Shortest path problem

In the graph structure, there are many algorithms to solve the shortest path problem, bellman-Ford is one of them, it can deal with the case with negative edge weight, also the single-source shortest path algorithm, but the Dijkstra algorithm mentioned earlier cannot deal with the case with negative edge weight. The corresponding cost is that the time complexity of the algorithm is higher. We’ll look at that later.

The ability to deal with negative weighted edges here is for directed graphs, because for undirected graphs, having negative weighted edges means having negative weighted loops, and finding the shortest path in this case with negative weighted loops is unsolvable, because every time you go through a negative weighted loop, the distance decreases, it keeps going forever.

Before we go any further, let’s add a property of graph shortest paths:Subpaths of shortest paths are also shortest pathsThe mathematical description is as follows: directed graphSet,For from the point ofpoint-to-pointA shortest path to, andSet,For the pathFrom the point ofpoint-to-pointOf the subpath, thenIt’s the shortest path between these two points. To prove by contradiction:

Proof: If will pathBroken down into, there are. Let’s say I have a delta fromtoA shorter path to.. The new path weight is, this has to do withIt’s the shortest path contradiction.

Bellman – Ford algorithm

Similar to Dijkstra’s algorithm, Bellman-Ford algorithm also obtains the final solution through continuous “relaxation” operations. Relaxation is the following operation:saidwithThe weight between,Represents from the source pointTo the limitIf there is an edgeThat:(that is, a better path than the current path is found), then updatesAnd update the path. You can see that each relaxation is getting closer to the optimal solution. Dijkstra algorithm relaxes the unprocessed edge of the vertex by selecting the smallest unprocessed vertex each time through the priority queue. Bellman-ford simply relaxes all the edges and repeatsTime (Is the number of vertices), time complexity. As you can see, bellman-Ford relaxation is much more frequent than Dijkstra, so its time complexity is higher than Dijkstra’s.

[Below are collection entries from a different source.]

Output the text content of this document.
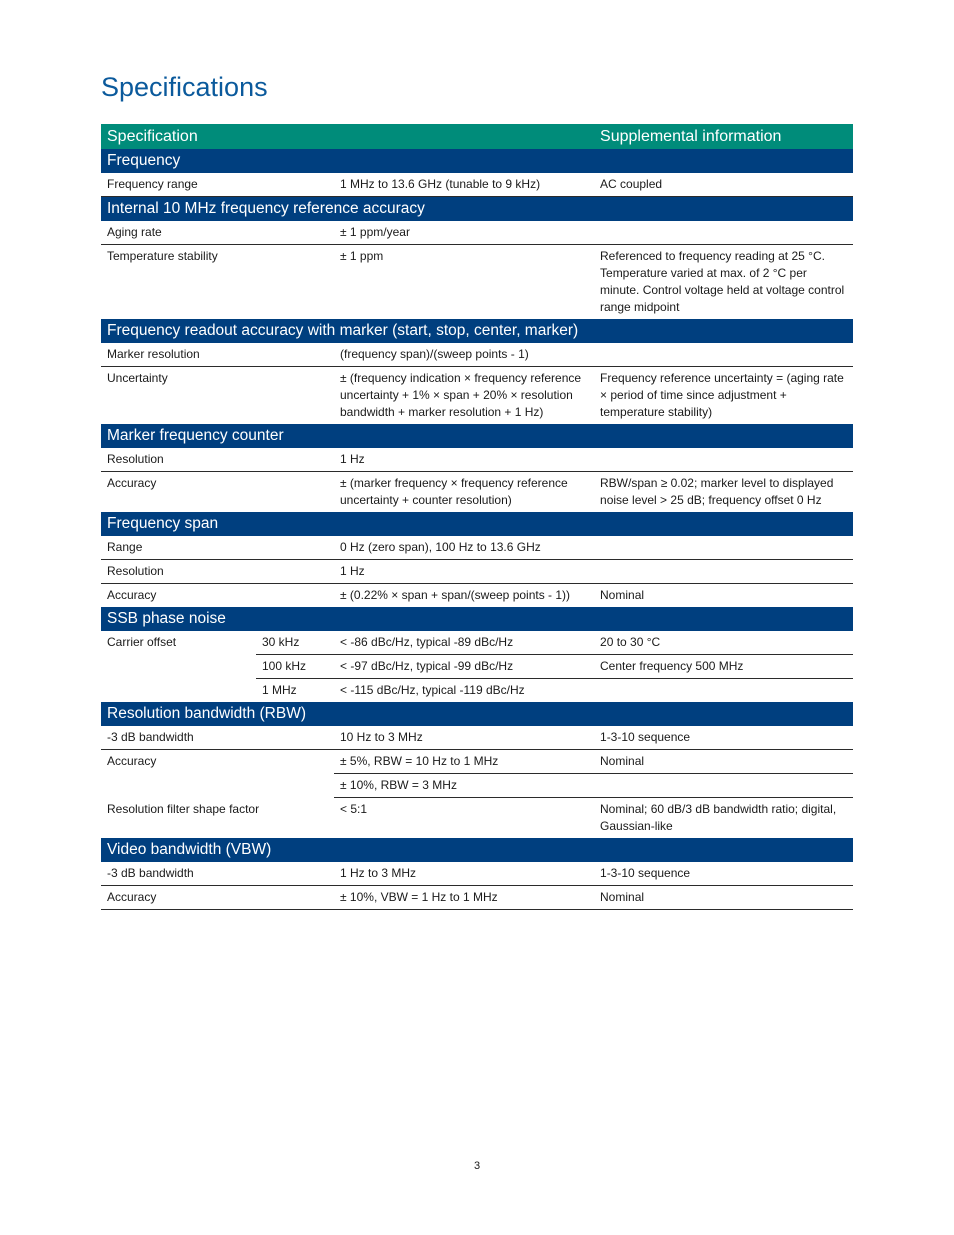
Specifications
Specification			Supplemental information
Frequency			
Frequency range		1 MHz to 13.6 GHz (tunable to 9 kHz)	AC coupled
Internal 10 MHz frequency reference accuracy			
Aging rate		± 1 ppm/year	
Temperature stability		± 1 ppm	Referenced to frequency reading at 25 °C. Temperature varied at max. of 2 °C per minute. Control voltage held at voltage control range midpoint
Frequency readout accuracy with marker (start, stop, center, marker)			
Marker resolution		(frequency span)/(sweep points - 1)	
Uncertainty		± (frequency indication × frequency reference uncertainty + 1% × span + 20% × resolution bandwidth + marker resolution + 1 Hz)	Frequency reference uncertainty = (aging rate × period of time since adjustment + temperature stability)
Marker frequency counter			
Resolution		1 Hz	
Accuracy		± (marker frequency × frequency reference uncertainty + counter resolution)	RBW/span ≥ 0.02; marker level to displayed noise level > 25 dB; frequency offset 0 Hz
Frequency span			
Range		0 Hz (zero span), 100 Hz to 13.6 GHz	
Resolution		1 Hz	
Accuracy		± (0.22% × span + span/(sweep points - 1))	Nominal
SSB phase noise			
Carrier offset	30 kHz	< -86 dBc/Hz, typical -89 dBc/Hz	20 to 30 °C
	100 kHz	< -97 dBc/Hz, typical -99 dBc/Hz	Center frequency 500 MHz
	1 MHz	< -115 dBc/Hz, typical -119 dBc/Hz	
Resolution bandwidth (RBW)			
-3 dB bandwidth		10 Hz to 3 MHz	1-3-10 sequence
Accuracy		± 5%, RBW = 10 Hz to 1 MHz	Nominal
		± 10%, RBW = 3 MHz	
Resolution filter shape factor		< 5:1	Nominal; 60 dB/3 dB bandwidth ratio; digital, Gaussian-like
Video bandwidth (VBW)			
-3 dB bandwidth		1 Hz to 3 MHz	1-3-10 sequence
Accuracy		± 10%, VBW = 1 Hz to 1 MHz	Nominal
3
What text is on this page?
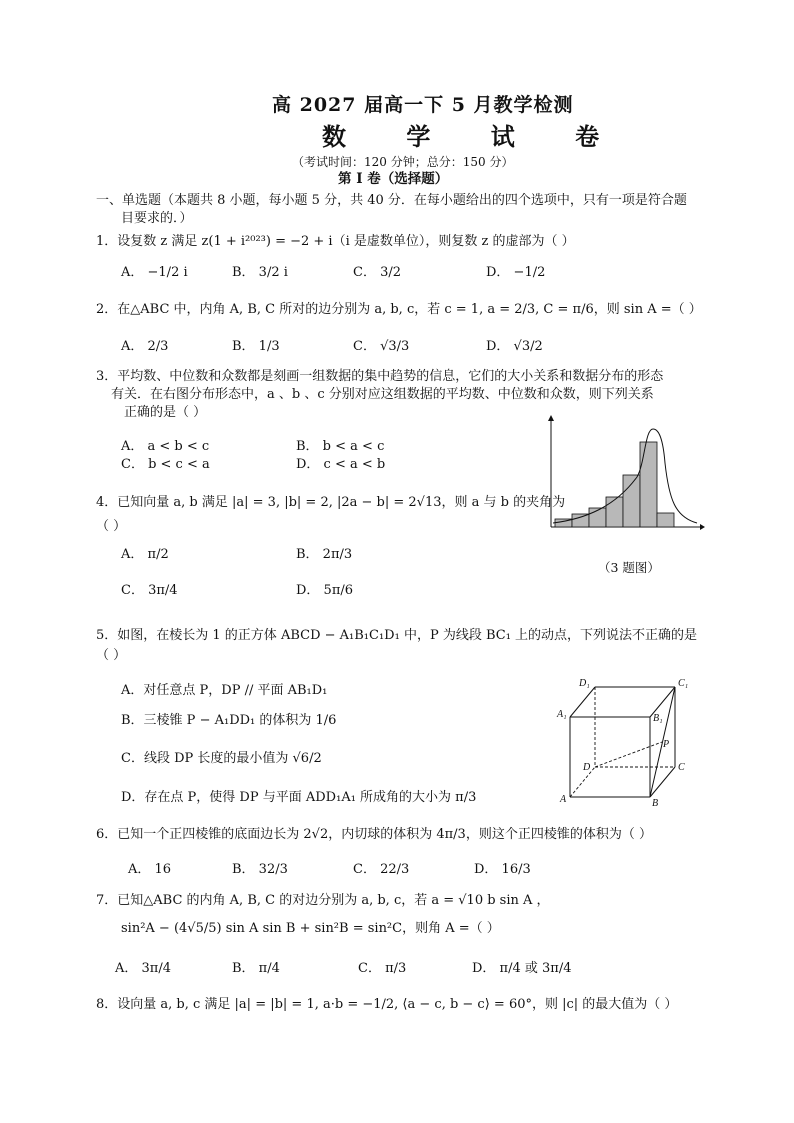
高 2027 届高一下 5 月教学检测
数 学 试 卷
（考试时间：120 分钟；总分：150 分）
第 I 卷（选择题）
一、单选题（本题共 8 小题，每小题 5 分，共 40 分．在每小题给出的四个选项中，只有一项是符合题
目要求的．）
1．设复数 z 满足 z(1 + i²⁰²³) = −2 + i（i 是虚数单位），则复数 z 的虚部为（ ）
A． −1/2 i	B． 3/2 i	C． 3/2	D． −1/2
2．在△ABC 中，内角 A, B, C 所对的边分别为 a, b, c，若 c = 1, a = 2/3, C = π/6，则 sin A =（ ）
A． 2/3	B． 1/3	C． √3/3	D． √3/2
3．平均数、中位数和众数都是刻画一组数据的集中趋势的信息，它们的大小关系和数据分布的形态
有关．在右图分布形态中，a 、b 、c 分别对应这组数据的平均数、中位数和众数，则下列关系
正确的是（ ）
A． a < b < c	B． b < a < c
C． b < c < a	D． c < a < b
（3 题图）
4．已知向量 a, b 满足 |a| = 3, |b| = 2, |2a − b| = 2√13，则 a 与 b 的夹角为
（ ）
A． π/2	B． 2π/3
C． 3π/4	D． 5π/6
5．如图，在棱长为 1 的正方体 ABCD − A₁B₁C₁D₁ 中，P 为线段 BC₁ 上的动点，下列说法不正确的是
（ ）
A．对任意点 P，DP // 平面 AB₁D₁
B．三棱锥 P − A₁DD₁ 的体积为 1/6
C．线段 DP 长度的最小值为 √6/2
D．存在点 P，使得 DP 与平面 ADD₁A₁ 所成角的大小为 π/3
D₁	C₁
A₁	B₁
P
D	C
A	B
6．已知一个正四棱锥的底面边长为 2√2，内切球的体积为 4π/3，则这个正四棱锥的体积为（ ）
A． 16	B． 32/3	C． 22/3	D． 16/3
7．已知△ABC 的内角 A, B, C 的对边分别为 a, b, c，若 a = √10 b sin A ，
sin²A − (4√5/5) sin A sin B + sin²B = sin²C，则角 A =（ ）
A． 3π/4	B． π/4	C． π/3	D． π/4 或 3π/4
8．设向量 a, b, c 满足 |a| = |b| = 1, a·b = −1/2, ⟨a − c, b − c⟩ = 60°，则 |c| 的最大值为（ ）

The pseudocode is as follows:

function BellmanFord(list vertices, list edges, vertex sourceDist [v] represents the distance between the source node and vertex V, and prev[v] represents the precursor vertex of vertex Vfor each vertex v in vertices
        dist[v] = inf
        prev[v] = null

    dist[source] = 0 / / step iterative relaxation | V | 1 2 timesfor i from 1 to size(vertices) -1 
        for each edge(u,v) with weight(u,v)  in edges
            ifDist [u] + weight(u,v) < dist[v] dist[v] dist[V] = Dist [U] + weight(u,v) prev[v] = u // Step 3 Check whether there is negative weight loopfor each edge(u,v) with weight(u,v) in edges
        if dist[u] + weight(u,v) < dist[v]
            error "Negative weight loop detected"

    return dist[], prev[]
Copy the code

Optimization of the algorithm:In practice, Bellman-Ford algorithm does not need iterative relaxationSecond, the maximum path length in the theoretical figure isActually, it’s usually less than that, that is, inIt has converged before the next iteration relaxation, and the shortest path has been calculated, so the judgment can be set in the cycle. When the relaxation is no longer carried out in a certain cycle, it indicates that the current convergence has been achieved, and step 2 can be quit to check whether there is a negative weight loop in the next step.

How do we understand this algorithm?If a vertex is not connected to the source vertex, that is, there are no edges, then the point will not be relaxed, the distance will not be updated, and it will remain infinite. If the vertex is connected to the source vertex, in the absence of a negative weight loop, there must be a shortest path, this shortest pathFor the source pointtoAny shortest path between (here.). How many edges are there at most? Suppose figure haveOne vertices, so there are. In the first round of relaxation, the relaxed edges must contain edgesCombined with the property that the subpath of the shortest path must also be the shortest path mentioned at the beginning of the article,I’ve got the shortest path, and in the second round of relaxation, one of the relaxed edges must containAfter this relaxation,I’ve got the shortest path. And so on, at noIn wheel relaxation, the relaxed edge must contain an edgeAfter,It also gets its shortest path. In other words, the number of edges in the shortest path to the source vertex isThe vertices of theta are at number oneWheel slack must be confirmed (shortest path found). So, how many rounds do we need to relax? At mostB: Once will do.

Mathematical proofs of algorithms can be found in graph theory or Introduction to Algorithms.

Code implementation seebellman_ford.cpp. Finally, let’s do the time complexity, worst-case scenarioThis is easier to understand. Best case, relax all edges at one time, corresponding to the order of edge relaxation is exactly the shortest path tree generation order.

Application of algorithm

One such application is the routing protocol (distance vector protocol), which implements a routing protocol test project, see router code. A routing algorithm based on routing table is implemented.

Finally, welcome to follow the wechat public account: one day thinking, learning and progress together.